Les pistes pour éviter le conflit
Les professionnels ont avancé plusieurs pistes pour guider la réflexion éthique et éviter qu'un désaccord entre familles et soignants ne dérive en un conflit.
« Chercher la volonté du patient, ne pas se précipiter, tracer l'ensemble des échanges au dossier médical » préconise la DAJ.
Le Centre d'éthique clinique de l'AP-HP (CEC) préconise d'impliquer la famille dans la construction du diagnostic d'obstination déraisonnable.

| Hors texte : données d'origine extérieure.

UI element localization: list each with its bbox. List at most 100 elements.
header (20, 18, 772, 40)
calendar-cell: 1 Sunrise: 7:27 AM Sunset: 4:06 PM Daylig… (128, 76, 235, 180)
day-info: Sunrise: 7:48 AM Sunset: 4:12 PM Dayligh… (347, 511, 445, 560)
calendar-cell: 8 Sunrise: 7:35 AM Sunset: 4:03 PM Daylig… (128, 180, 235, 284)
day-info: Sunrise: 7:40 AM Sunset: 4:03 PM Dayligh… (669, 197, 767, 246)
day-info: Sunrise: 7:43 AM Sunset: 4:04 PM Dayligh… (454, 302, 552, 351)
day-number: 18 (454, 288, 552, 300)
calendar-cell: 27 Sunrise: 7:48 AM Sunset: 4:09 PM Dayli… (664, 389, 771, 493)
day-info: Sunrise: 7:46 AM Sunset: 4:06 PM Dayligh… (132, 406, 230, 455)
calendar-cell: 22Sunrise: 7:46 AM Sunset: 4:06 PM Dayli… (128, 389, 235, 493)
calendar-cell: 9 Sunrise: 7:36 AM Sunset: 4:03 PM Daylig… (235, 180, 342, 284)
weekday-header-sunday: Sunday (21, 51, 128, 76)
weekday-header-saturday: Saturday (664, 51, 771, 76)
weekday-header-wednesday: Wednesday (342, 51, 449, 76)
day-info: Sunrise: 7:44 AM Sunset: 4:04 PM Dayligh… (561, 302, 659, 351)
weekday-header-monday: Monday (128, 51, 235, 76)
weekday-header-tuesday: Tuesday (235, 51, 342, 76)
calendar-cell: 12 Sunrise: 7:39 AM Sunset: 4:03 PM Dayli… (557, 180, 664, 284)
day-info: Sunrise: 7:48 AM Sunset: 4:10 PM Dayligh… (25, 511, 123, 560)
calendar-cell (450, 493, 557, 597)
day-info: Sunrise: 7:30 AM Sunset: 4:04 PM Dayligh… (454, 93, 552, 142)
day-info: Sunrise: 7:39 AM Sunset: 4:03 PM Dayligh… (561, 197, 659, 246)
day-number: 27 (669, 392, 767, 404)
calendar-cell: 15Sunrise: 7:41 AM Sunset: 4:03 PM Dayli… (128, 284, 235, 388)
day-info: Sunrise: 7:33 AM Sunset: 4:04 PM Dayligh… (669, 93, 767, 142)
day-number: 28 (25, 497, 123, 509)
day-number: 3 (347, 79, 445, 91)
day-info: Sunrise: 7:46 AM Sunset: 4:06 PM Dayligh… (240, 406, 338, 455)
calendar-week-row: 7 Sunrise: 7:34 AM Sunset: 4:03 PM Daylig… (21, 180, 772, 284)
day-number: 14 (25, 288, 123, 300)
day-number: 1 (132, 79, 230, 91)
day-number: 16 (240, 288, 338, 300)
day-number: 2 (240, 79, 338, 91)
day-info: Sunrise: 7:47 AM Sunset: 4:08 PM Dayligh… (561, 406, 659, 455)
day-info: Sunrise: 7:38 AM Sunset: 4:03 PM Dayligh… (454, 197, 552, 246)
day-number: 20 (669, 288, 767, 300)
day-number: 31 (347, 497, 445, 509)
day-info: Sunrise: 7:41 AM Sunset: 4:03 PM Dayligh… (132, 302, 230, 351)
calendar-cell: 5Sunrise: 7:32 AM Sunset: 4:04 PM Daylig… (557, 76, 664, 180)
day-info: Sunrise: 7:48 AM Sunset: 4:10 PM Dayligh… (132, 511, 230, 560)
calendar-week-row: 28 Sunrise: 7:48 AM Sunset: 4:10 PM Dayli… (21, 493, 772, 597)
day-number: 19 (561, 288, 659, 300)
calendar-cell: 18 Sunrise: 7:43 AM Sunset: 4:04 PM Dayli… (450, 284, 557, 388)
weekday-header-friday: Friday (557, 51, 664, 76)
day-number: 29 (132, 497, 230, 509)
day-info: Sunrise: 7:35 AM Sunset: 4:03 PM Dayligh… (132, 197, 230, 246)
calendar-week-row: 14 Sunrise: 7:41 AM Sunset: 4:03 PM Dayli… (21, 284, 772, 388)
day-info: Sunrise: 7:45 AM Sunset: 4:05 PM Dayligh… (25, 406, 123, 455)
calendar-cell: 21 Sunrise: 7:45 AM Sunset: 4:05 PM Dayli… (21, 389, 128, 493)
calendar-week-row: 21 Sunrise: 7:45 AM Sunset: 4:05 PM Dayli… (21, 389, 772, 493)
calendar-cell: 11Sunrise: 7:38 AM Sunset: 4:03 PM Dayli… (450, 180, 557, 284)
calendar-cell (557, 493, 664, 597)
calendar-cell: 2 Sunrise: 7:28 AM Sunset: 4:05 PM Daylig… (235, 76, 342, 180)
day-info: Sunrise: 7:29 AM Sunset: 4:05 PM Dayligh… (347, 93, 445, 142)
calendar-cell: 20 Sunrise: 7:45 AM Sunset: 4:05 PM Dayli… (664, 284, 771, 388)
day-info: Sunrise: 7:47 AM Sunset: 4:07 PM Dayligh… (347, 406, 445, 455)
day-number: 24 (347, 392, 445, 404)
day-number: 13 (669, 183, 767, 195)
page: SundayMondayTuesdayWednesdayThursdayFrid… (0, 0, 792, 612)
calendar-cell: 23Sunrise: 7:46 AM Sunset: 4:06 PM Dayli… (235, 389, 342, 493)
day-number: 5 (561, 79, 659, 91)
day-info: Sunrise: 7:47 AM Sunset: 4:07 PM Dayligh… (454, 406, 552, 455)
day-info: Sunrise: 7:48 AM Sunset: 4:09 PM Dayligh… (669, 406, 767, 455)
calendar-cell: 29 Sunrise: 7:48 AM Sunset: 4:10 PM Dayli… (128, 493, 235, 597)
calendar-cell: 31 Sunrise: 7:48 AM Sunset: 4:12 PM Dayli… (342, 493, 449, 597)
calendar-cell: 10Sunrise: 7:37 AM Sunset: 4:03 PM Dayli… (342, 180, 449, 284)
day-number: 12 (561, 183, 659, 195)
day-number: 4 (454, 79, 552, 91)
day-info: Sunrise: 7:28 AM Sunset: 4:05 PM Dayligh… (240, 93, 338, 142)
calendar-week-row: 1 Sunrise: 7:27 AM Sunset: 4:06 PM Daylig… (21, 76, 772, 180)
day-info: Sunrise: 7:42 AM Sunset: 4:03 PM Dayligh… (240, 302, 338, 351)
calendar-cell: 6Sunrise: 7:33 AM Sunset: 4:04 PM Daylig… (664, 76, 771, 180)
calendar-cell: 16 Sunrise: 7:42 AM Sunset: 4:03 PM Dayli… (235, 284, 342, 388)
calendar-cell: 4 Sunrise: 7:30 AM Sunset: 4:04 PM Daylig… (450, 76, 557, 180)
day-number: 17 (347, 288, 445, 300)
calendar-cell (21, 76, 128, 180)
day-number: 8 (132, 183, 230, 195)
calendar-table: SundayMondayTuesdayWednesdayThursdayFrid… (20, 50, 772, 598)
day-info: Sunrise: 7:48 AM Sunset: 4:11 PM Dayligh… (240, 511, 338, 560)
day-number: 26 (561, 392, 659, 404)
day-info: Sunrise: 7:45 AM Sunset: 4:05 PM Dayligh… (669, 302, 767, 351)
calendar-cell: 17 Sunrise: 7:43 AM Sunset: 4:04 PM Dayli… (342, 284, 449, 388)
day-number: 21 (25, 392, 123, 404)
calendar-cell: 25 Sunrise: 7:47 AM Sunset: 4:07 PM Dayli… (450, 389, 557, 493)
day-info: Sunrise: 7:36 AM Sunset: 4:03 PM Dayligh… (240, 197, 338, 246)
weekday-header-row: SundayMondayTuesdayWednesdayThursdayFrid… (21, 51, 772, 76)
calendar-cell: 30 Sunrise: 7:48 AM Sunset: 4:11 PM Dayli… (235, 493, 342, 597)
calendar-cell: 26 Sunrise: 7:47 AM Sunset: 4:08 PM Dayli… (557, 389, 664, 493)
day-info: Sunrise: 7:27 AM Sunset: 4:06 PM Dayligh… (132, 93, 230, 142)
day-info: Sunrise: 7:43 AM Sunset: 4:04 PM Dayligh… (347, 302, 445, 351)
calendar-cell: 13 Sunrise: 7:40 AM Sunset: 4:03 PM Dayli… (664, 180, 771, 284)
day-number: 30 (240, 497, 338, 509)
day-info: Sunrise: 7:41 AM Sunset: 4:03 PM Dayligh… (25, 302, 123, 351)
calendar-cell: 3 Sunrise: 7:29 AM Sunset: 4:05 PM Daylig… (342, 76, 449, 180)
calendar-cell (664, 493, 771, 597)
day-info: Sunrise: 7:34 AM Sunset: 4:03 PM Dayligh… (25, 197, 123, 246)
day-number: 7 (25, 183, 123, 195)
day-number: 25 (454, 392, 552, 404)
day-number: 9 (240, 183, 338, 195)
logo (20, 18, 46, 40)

Aux médecins qui opposeraient que la famille n'a pas à porter le poids d'une décision aussi lourde, la directrice Véronique Fournier répond : « C'est la contrepartie de l'évolution démocratique vers la co-décision. »
La proposition du CEC d'évoquer le plus tôt possible d'éventualité d'une LATA (et non seulement d'en informer la famille après une prise de décision entre professionnels) fait davantage consensus. « Le diagnostic d'obstination déraisonnable doit n'être qu'un point de départ aux discussions », estime le Pr Sadek Beloucif, chef de service d'anesthésie réanimation à l'hôpital Avicenne et membre de la CME.
Les situations à risque conflictuel doivent être anticipées ; un besoin de formation s'est fait jour pour mieux comprendre le point de vue des proches et ajuster la communication (parler de traitements inappropriés ou de maltraitance plus que d'obstination déraisonnable, avertir qu'un temps long en réanimation ne donne pas matière à espérer..., mieux présenter les soins palliatifs). « On ne nous apprend pas toujours à communiquer quand nous ne sommes pas d'accord, a fortiori face à des personnes qui expriment des croyances qui ne nous semblent pas rationnelles », a reconnu la Pr Paugam-Burtz.
Les soignants ont plébiscité le recours aux tiers extérieurs et le soutien de la part de l'institution.
Le Pr Sadek Beloucif a enfin appelé à traduire les faits en valeurs et à réfléchir en termes de conflits de devoirs. Et « à ne jamais oublier que les médecins, s'ils peuvent arrêter les traitements, n'interrompent jamais les soins ».